Southern Vermont Arts Center Opens Eclectic Exhibitions


Written by Elayne Clift

Cover art for Artscope's Winter 2020 issue

With the theme of “Hope”, the Southern Vermont Arts Center (SVAC) in Manchester, Vermont opened its annual Fall/Winter member exhibition on October 10th. On view in the Yester House, the exhibition represents an artistic response to this year’s Covid-19 pandemic by 75 of the 200 SVAC member artists. Their works invite visitors to ponder a range of media and to find respite from the stress caused by the health crisis.

The offerings are diverse ranging from Kathleen Fleming’s new works, the colorful “After the Rain” and “Beyond the Fields,” both mixed media on panels, to Todd Reuben’s graceful stainless-steel sculptures. Lauren Silver’s ceramic stoneware plants and Carolina Ellenbogen’s nine miniature portraits of “People I’ve Never Met” add to the serendipity.

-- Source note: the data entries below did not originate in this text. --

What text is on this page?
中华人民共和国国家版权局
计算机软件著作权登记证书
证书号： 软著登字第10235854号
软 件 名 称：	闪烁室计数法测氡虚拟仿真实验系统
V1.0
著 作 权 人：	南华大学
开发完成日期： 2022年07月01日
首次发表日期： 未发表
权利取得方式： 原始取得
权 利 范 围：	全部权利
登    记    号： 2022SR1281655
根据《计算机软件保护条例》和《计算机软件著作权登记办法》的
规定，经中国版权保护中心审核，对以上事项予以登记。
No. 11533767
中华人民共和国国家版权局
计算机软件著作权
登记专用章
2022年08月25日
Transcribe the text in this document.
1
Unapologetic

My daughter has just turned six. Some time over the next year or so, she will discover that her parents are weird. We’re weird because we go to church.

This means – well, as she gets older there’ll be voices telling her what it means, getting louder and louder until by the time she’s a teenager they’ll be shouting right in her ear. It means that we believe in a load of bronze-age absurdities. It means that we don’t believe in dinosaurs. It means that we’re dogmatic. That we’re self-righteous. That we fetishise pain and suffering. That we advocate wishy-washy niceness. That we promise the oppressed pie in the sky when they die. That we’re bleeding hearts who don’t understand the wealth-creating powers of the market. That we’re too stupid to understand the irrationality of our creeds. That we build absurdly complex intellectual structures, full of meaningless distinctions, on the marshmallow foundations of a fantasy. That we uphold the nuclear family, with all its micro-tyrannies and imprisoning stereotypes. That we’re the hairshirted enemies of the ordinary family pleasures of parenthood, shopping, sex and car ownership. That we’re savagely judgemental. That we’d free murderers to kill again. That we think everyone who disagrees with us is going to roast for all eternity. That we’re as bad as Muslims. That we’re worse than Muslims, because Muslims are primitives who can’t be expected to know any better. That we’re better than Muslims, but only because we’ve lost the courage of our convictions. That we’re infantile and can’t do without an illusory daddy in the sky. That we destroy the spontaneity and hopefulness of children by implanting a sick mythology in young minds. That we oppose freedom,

Deborah Liljegren, Patty Hudak, and Anthony Surratt are among the featured artists with works ranging from photography to water color on Japanese paper to colorful abstracts.

Liljegren, a new member of the SVAC, originally thought of herself as a photographer rather than an artist. Photography, she says, taught her “to take what was there, what was real, the light, the dark, the mood, the balance, the air, and translate it through the lens.” Working in underwater photography, she created a series dedicated to bubbles, using light and movement to present illuminating images. Those years of work led to “a level of predictability” about how air and water cooperated, allowing her to capture aquatic figures that suggest an anthropomorphic quality. Her piece in the SVAC exhibition, “Thaleia/Maternal,” inspired by a mythological muse, takes the form of a pregnant woman, representing growth and warmth. “It’s calming,” Liljegren says. “Viewers can get lost in the work’s welcoming moment.” 

Patty Hudak, who holds both U.S. and Irish citizenship, studied in Italy and France and has practiced her art in Asia, Ireland and Vermont. In Japan she studied traditional woodblock printing and carving. Her works in the SVAC exhibition, “Indigo Forest” and “Mood Indigo,” with their meditative blue, are water colors on Japanese paper, the former mounted on wood. The indigo blue tones are a response to the melancholy she felt because of the Covid pandemic. “The works capture my emotions and provide a place in which to process what is happening,” says the artist who walks in the woods each morning for inspiration derived from nature in the midst of shared turmoil.

Anthony Surratt, an abstract artist who works mainly with acrylics and mixed media, says he is inspired by mid-century modern art, architecture and design. His works on display, “Garden Oasis,” suggesting a stained-glass window and nature’s endurance in a time of turmoil, and “Garden Attacks Local Home, Gnome Reported Missing,” created with acrylic on birch panel, display his use of layered textures and bright colors. His paintings, he explains, involve adding and subtracting. “They are as much about taking off layers as adding them.” He often scrapes and peels as he works in order to “discover what’s there. It’s an organic process that I hope looks deliberate,” he says. In “Garden Attacks Local Home” he added and removed many disparate layers, arriving at a final painting with a whimsical motif. “I never start with a specific plan. I find inspiration as I go.”

On view in the Yester House’s elegant blue study is an exhibition of work by Marion Huse, an American painter who died in 1967. Huse was a Massachusetts native who worked as an artist for the Works Progress Administration (WPA) while maintaining a studio in Pownal, Vermont where she lived. An active member of Southern Vermont Artists, the group that founded the Southern Vermont Arts Center in the 1950s.

Huse’s work offers a unique rendition of landscapes and Vermont people who lived and worked the rural land. Her paintings show them planting, plowing, threshing and baling hay in naturalistic colors and hues. The large landscape, “Cedar Hill Farm Summer,” is a prime example of Huse’s work in the 1940s. “They also include “Oak Hill School” with a yard full of playful children, and the solitary “Station Master.”

By the mid-1940s, Huse was painting in thick layers with bold colors portraying the mood of rural Vermont. “Spring Plowing” and “Backyard Garden,” both part of a Lost Images Collection  owned by proprietor Lyman Orton of The Vermont Country Store, are typical of this technique.  In “Orchard in the Hills,” Huse uses thick colors reminiscent of the Fauve artists and a hint of Van Gogh while her “Abstract Village” is reminiscent of Cezanne’s strong strokes.  These works move beyond the picturesque rural scenes of Huse’s early works as she experiments with new techniques in the 1950s, largely the result of having spent time in Europe after WWII.

This exhibition showcases just one artistic genre in which Huse excelled. It also introduces a remarkable artist working at a time when women struggled to be exhibited or to have their work commissioned or acquired by museums and collectors.